Machine Learning has been a trending word in today’s technology. It is growingly used in a diverse range of real-world applications like Image and Speech recognition, Self-driving cars, Medical Diagnosis, to name a few. Hence, it becomes quintessential to understand its behavior and performance in practice. High-quality estimates of robustness and uncertainty are crucial for numerous functions, especially Deep Learning.
In order to tackle this problem and get a hold of a Machine Learning model’s behavior, the researchers at Google have introduced the concept of Uncertainty Baselines for every task of interest. These are a collection of high-quality implementations of standard and state-of-the-art deep learning methods on various tasks. The collection spans nineteen methods across nine tasks, each with a minimum of five metrics.
A baseline, in general, is defined as a number that is a reasonable and defined starting point for comparison studies. Each baseline in the collection is a self-contained experiment pipeline with effortlessly reusable and extendable constituents. The pipelines have been executed in TensorFlow, PyTorch, and Jax with limited dependencies outside the framework. The hyperparameters for each baseline have been trained across numerous iterations to provide cut-above results.
In this research, Uncertainty Baselines provide 83 baselines incorporating 19 methods encompassing more latest strategies. Some of the methods are BatchEnsemble, DeepEnsembles, Rank 1 Bayesian Neural Nets, and acts as a successor in coalescing various benchmarks in the community. Each baseline is tuned over its hyperparameters to maximize performance for a given set of metrics.
The baselines vary among three different axes:
- Base Models: Simple fully-connected networks.
- Training Datasets: Data required to train a machine learning model.

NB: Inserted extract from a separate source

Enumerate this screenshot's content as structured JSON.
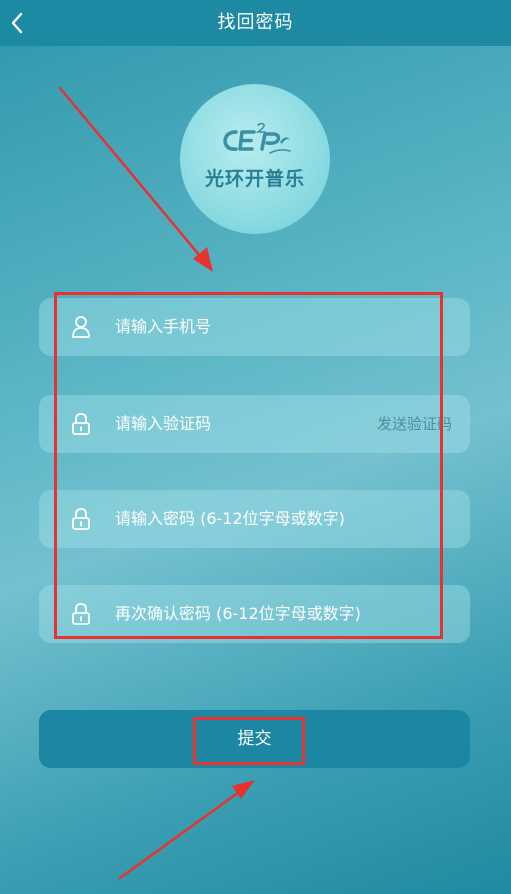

- Evaluation Metrics: Predictive Metrics like accuracy, Uncertainty metrics like calibration error, computational metrics like inference latency.
To enable easy use of these baselines, they are deliberately optimized to be as minimal and modular as possible. Instead of establishing new class abstractions, pre-existing ones are used. The train/evaluation pipeline is contained in a standalone python file for a particular experiment to ensure independence among the different baselines. It can be developed in any of TensorFlow, PyTorch, or JAX. Simple python flags defined using Abseil are used to manage hyperparameters and other experiment configuration values.
In the future, the researchers aim to release hyperparameter tuning results and final model checkpoints to allow the reproducibility of baselines. They also assure that the repository has undergone extensive hyperparameter tuning and can be readily used by other researchers without retraining or retuning. The researchers hope to avoid minor differences in the pipeline implementations which tend to affect baseline comparisons and urge people to contribute new methods to the repository.